Tropical Peatland Hydrology Simulated With a Global Land Surface Model.

Tropical peatlands are among the most carbon-dense ecosystems on Earth, and their water storage dynamics strongly control these carbon stocks. The hydrological functioning of tropical peatlands differs from that of northern peatlands, which has not yet been accounted for in global land surface models (LSMs). Here, we integrated tropical peat-specific hydrology modules into a global LSM for the first time, by utilizing the peatland-specific model structure adaptation (PEATCLSM) of the NASA Catchment Land Surface Model (CLSM). We developed literature-based parameter sets for natural (PEATCLSM _Trop,Nat ) and drained (PEATCLSM _Trop,Drain ) tropical peatlands. Simulations with PEATCLSM _Trop,Nat were compared against those with the default CLSM version and the northern version of PEATCLSM (PEATCLSM _North,Nat ) with tropical vegetation input. All simulations were forced with global meteorological reanalysis input data for the major tropical peatland regions in Central and South America, the Congo Basin, and Southeast Asia.
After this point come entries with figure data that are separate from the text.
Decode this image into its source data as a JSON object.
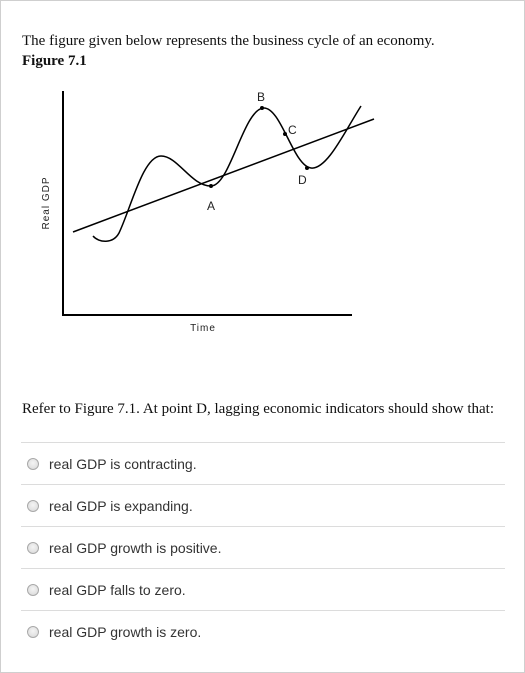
{
  "intro_text": "The figure given below represents the business cycle of an economy.",
  "figure_title": "Figure 7.1",
  "figure": {
    "y_axis_label": "Real GDP",
    "x_axis_label": "Time",
    "points": [
      "A",
      "B",
      "C",
      "D"
    ]
  },
  "question_text": "Refer to Figure 7.1. At point D, lagging economic indicators should show that:",
  "options": [
    {
      "label": "real GDP is contracting."
    },
    {
      "label": "real GDP is expanding."
    },
    {
      "label": "real GDP growth is positive."
    },
    {
      "label": "real GDP falls to zero."
    },
    {
      "label": "real GDP growth is zero."
    }
  ]
}
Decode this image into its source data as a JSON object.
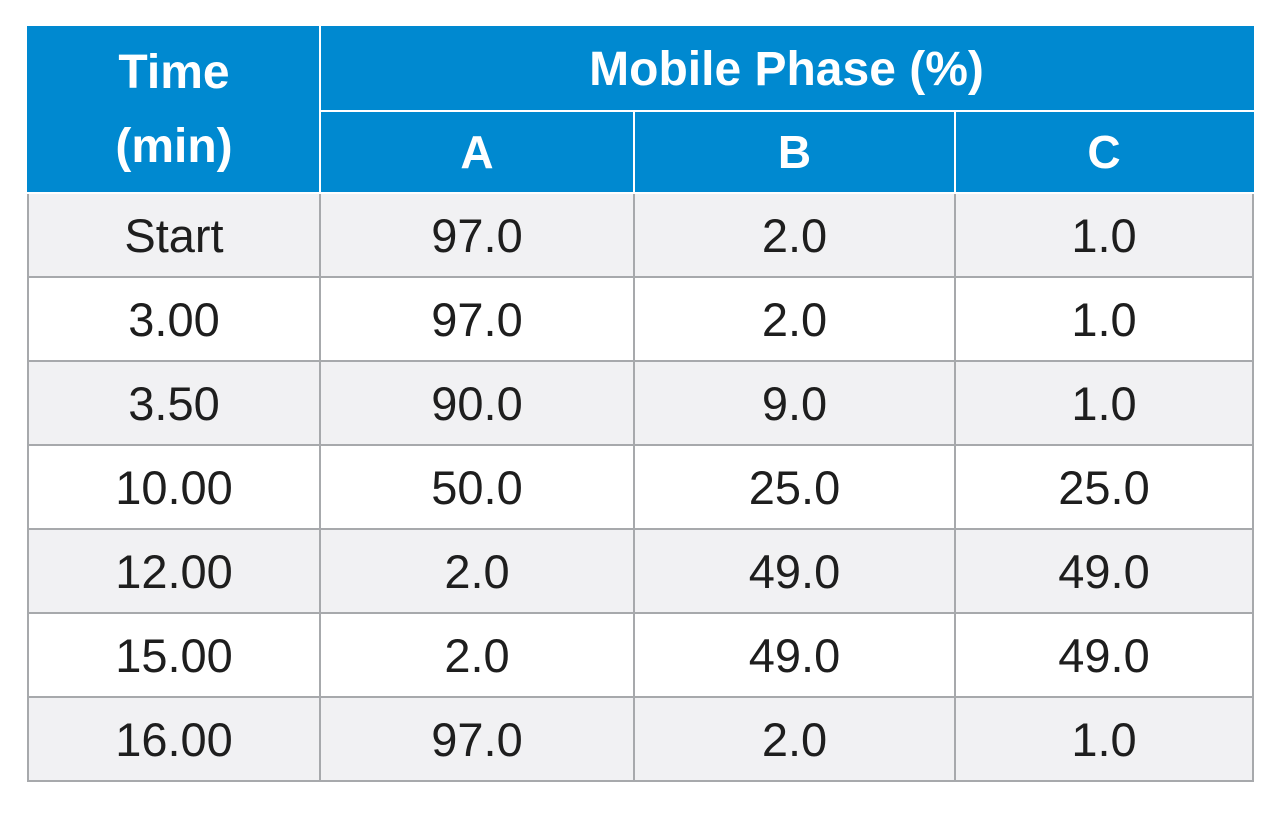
{
  "table": {
    "header": {
      "time_line1": "Time",
      "time_line2": "(min)",
      "group_label": "Mobile Phase (%)",
      "columns": [
        "A",
        "B",
        "C"
      ]
    },
    "rows": [
      {
        "time": "Start",
        "a": "97.0",
        "b": "2.0",
        "c": "1.0"
      },
      {
        "time": "3.00",
        "a": "97.0",
        "b": "2.0",
        "c": "1.0"
      },
      {
        "time": "3.50",
        "a": "90.0",
        "b": "9.0",
        "c": "1.0"
      },
      {
        "time": "10.00",
        "a": "50.0",
        "b": "25.0",
        "c": "25.0"
      },
      {
        "time": "12.00",
        "a": "2.0",
        "b": "49.0",
        "c": "49.0"
      },
      {
        "time": "15.00",
        "a": "2.0",
        "b": "49.0",
        "c": "49.0"
      },
      {
        "time": "16.00",
        "a": "97.0",
        "b": "2.0",
        "c": "1.0"
      }
    ]
  },
  "colors": {
    "header_bg": "#0089d0",
    "header_text": "#ffffff",
    "row_shade": "#f1f1f3",
    "grid": "#a7a9ac"
  }
}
The evaluation against a unique and extensive data set of in situ water level and eddy covariance-derived evapotranspiration showed an overall improvement in bias and correlation compared to the default CLSM version. Over Southeast Asia, an additional simulation with PEATCLSM _Trop,Drain was run to address the large fraction of drained tropical peatlands in this region. PEATCLSM _Trop,Drain outperformed CLSM, PEATCLSM _North,Nat , and PEATCLSM _Trop,Nat over drained sites. Despite the overall improvements of PEATCLSM _Trop,Nat over CLSM, there are strong differences in performance between the three study regions. We attribute these performance differences to regional differences in accuracy of meteorological forcing data, and differences in peatland hydrologic response that are not yet captured by our model.
(© 2022 The Authors. Journal of Advances in Modeling Earth Systems published by Wiley Periodicals LLC on behalf of American Geophysical Union.)